Comment peut-on penser que la question sociale, si structurante, s'évanouirait au moment où l'on est le plus fragile et le plus vulnérable ? Quand on a vécu une vie de travail, parfois pénible et mal rémunéré, et traversé des périodes de chômage, comment peut-on penser qu'une telle vie ne pèse en rien sur les derniers instants ? Nous pouvons toutes et tous être frappés par une maladie grave, mais nous sommes inégaux devant les maladies professionnelles et environnementales. Quand on vit dans un appartement inadapté au quatrième étage sans ascenseur, ou quand on n'a pas accès à tous les soins possibles en raison du reste à charge, comment considérer que les conditions matérielles d'existence sont quantité négligeable dans les décisions prises en fin de vie ?
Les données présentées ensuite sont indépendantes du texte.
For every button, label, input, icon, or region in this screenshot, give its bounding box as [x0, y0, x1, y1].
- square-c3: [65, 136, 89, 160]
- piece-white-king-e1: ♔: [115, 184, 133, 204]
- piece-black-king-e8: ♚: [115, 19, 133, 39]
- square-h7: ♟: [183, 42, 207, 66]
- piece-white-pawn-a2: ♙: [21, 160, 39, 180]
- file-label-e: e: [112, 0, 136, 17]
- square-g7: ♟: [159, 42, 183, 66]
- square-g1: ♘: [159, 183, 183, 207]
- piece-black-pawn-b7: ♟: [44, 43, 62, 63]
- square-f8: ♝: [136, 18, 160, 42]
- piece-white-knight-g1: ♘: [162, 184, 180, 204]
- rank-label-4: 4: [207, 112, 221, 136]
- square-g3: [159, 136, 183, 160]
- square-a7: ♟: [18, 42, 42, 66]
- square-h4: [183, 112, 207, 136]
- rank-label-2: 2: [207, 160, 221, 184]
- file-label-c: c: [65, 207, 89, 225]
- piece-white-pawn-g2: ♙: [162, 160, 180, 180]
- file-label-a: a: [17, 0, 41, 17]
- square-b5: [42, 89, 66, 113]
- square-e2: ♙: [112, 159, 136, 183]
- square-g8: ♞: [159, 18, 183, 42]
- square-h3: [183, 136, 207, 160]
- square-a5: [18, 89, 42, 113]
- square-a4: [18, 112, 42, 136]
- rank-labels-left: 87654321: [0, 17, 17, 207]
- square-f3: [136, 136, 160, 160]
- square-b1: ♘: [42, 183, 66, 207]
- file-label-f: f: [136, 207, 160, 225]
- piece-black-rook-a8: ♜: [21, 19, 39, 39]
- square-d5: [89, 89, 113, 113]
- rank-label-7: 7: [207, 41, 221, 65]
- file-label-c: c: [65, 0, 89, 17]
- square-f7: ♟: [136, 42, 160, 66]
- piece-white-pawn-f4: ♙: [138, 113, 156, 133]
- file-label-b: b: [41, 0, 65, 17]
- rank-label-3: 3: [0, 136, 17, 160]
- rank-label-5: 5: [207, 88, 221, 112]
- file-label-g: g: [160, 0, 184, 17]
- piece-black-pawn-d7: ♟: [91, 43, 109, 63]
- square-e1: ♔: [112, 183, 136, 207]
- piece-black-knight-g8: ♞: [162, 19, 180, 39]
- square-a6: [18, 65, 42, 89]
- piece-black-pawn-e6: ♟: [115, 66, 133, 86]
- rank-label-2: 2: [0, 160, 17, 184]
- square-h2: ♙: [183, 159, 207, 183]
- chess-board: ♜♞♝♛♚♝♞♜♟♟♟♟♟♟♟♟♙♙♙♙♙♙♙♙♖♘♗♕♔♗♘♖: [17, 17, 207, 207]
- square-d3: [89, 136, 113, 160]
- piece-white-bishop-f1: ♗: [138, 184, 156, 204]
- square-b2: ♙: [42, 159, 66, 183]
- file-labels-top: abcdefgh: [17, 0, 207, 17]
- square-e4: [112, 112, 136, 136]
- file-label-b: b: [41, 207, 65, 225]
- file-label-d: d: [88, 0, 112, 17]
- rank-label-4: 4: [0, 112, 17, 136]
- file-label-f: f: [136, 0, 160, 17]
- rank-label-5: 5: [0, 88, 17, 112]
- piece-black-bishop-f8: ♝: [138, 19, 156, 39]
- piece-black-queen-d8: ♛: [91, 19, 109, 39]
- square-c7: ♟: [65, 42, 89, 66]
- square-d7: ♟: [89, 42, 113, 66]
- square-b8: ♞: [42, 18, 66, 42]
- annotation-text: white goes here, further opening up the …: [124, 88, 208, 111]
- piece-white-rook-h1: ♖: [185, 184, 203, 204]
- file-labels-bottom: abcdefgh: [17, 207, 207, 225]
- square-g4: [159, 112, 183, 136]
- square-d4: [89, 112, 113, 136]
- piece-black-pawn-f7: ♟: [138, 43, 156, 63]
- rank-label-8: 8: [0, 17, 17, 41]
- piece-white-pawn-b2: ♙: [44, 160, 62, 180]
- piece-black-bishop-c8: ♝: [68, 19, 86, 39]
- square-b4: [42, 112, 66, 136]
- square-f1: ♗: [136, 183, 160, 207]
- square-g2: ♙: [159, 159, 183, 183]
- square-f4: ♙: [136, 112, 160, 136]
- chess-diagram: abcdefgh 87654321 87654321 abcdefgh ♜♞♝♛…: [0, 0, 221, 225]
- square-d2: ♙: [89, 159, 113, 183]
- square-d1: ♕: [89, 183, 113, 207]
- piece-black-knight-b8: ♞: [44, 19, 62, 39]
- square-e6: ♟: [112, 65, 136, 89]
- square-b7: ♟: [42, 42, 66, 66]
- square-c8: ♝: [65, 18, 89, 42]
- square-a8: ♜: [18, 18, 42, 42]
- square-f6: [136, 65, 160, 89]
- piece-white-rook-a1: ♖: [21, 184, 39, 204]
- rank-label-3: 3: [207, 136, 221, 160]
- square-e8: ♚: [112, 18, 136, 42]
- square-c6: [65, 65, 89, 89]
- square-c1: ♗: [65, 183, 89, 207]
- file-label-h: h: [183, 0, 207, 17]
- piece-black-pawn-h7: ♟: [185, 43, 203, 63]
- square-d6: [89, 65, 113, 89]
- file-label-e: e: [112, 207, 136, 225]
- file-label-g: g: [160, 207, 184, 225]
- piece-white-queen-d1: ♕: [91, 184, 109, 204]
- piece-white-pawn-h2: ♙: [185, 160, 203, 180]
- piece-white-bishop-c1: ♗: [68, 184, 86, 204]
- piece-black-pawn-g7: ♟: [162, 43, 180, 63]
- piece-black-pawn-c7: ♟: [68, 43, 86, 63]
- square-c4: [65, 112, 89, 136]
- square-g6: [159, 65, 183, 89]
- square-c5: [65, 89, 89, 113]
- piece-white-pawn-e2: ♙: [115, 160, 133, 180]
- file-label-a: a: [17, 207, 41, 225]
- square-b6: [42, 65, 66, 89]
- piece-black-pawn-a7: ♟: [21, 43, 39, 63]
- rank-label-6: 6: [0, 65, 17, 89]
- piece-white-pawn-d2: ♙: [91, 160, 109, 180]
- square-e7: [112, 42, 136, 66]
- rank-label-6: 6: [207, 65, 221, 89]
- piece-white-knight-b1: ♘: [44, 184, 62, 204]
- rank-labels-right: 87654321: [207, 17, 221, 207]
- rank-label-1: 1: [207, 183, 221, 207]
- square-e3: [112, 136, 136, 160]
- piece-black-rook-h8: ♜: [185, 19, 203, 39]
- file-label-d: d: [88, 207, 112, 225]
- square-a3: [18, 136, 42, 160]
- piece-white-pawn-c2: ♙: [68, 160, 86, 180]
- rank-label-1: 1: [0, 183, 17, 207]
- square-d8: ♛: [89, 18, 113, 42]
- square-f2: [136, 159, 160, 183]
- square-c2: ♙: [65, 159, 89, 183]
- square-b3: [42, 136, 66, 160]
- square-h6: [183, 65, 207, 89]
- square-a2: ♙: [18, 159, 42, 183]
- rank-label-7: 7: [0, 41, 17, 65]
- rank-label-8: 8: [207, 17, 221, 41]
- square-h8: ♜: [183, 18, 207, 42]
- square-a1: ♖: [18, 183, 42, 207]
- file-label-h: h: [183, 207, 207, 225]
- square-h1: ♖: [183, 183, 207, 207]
Dans les villes comme dans les campagnes, l'isolement est un défi posé à notre société. La solidarité populaire et familiale a beau être formidable, la question sociale s'invite jusqu'au bout – et ne s'inviterait-elle que pour une seule personne, il serait éthiquement inacceptable de l'ignorer. La loi pourra-t-elle empêcher que les conditions de vie suscitent des demandes d'aide à mourir ? On ne pourra pas faire le tri des considérations menant à une telle requête. La prise en charge des souffrances, couplée à un accompagnement humain adéquat, peut au contraire changer la donne.
L'existence de cette loi conduira chacun à se demander s'il ne devrait pas se dérober aux regards avant la fin – elle engage tout le corps social. Je sais que mon discours est difficile à entendre. S'il y a matière à débat pour tous, quel sera l'impact d'une telle loi sur les plus vulnérables, les plus isolés, les plus découragés ? L'absolue liberté qu'on nous promet est une fiction.